Ignoremos al agresor y brindemos apoyo y contención a la víctima.
La indiferencia debilitará al trol (recordemos lo del algoritmo) y el respaldo expresado enviará un mensaje a los pendencieros: nada tienen que hacer en nuestro espacio virtual.
9. Cuidemos desde antes a las personas vulnerables.
Ya es duro para una persona madura y segura de sí misma afrontar la violencia en las redes, el acoso en las mismas o las campañas de desprestigio en su contra. Ni hablar entonces de menores de edad cuyo proceso de formación a medias los hace vulnerables. Ni hablar también de personas en situación de discapacidad o en trances existenciales difíciles.
Es nuestro deber cuidar desde ya que no se expongan al coliseo. Es sano cuidar que los menores no tengan acceso a redes antes de cierta edad ni que las personas a nuestro cuido pasen más tiempo del debido en las redes.
10. Finalmente, volvamos a conectarnos persona a persona.
Somos lo que somos porque evolucionamos para interactuar en vivo y en directo con nuestros semejantes.

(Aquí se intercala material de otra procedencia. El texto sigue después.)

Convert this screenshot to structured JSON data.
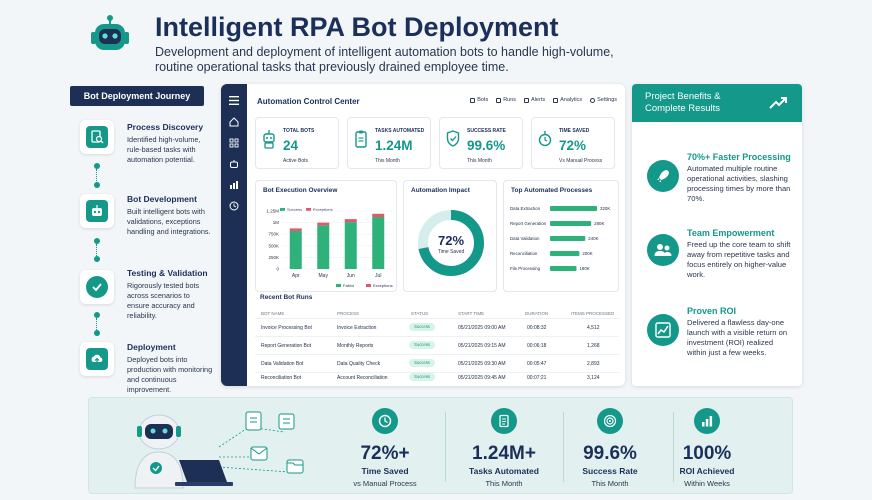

La violencia brota porque en las redes la ausencia de esa interacción evita poner freno a la tensión cuando esta aumenta.
Volvamos al cara a cara, a las conversaciones de café, a la acción en nuestras comunidades, a reunirnos con nuestros amistades y nuestros familiares, al activismo social.
Allí yace la verdadera convivencia y se desvanece la nebulosa de anonimato que hace posible el uso de las redes para destruir.
Un complemento de la verdadera vida.

Hagamos de la vida en las redes sociales un complemento de nuestra vida en el mundo de carne y hueso, nunca a la inversa.
No importa cuán desagradable pueda parecernos nuestra existencia cotidiana, es precisamente en dicha existencia donde yacen las claves que nos permitan alcanzar algo mejor. Para nosotros y para nuestros semejantes. Con la violencia en las redes sociales, nada saldremos ganando.
Porque, después de todo, ¿quién en su sano juicio querría desperdiciar su vida intentando convencer a un bot?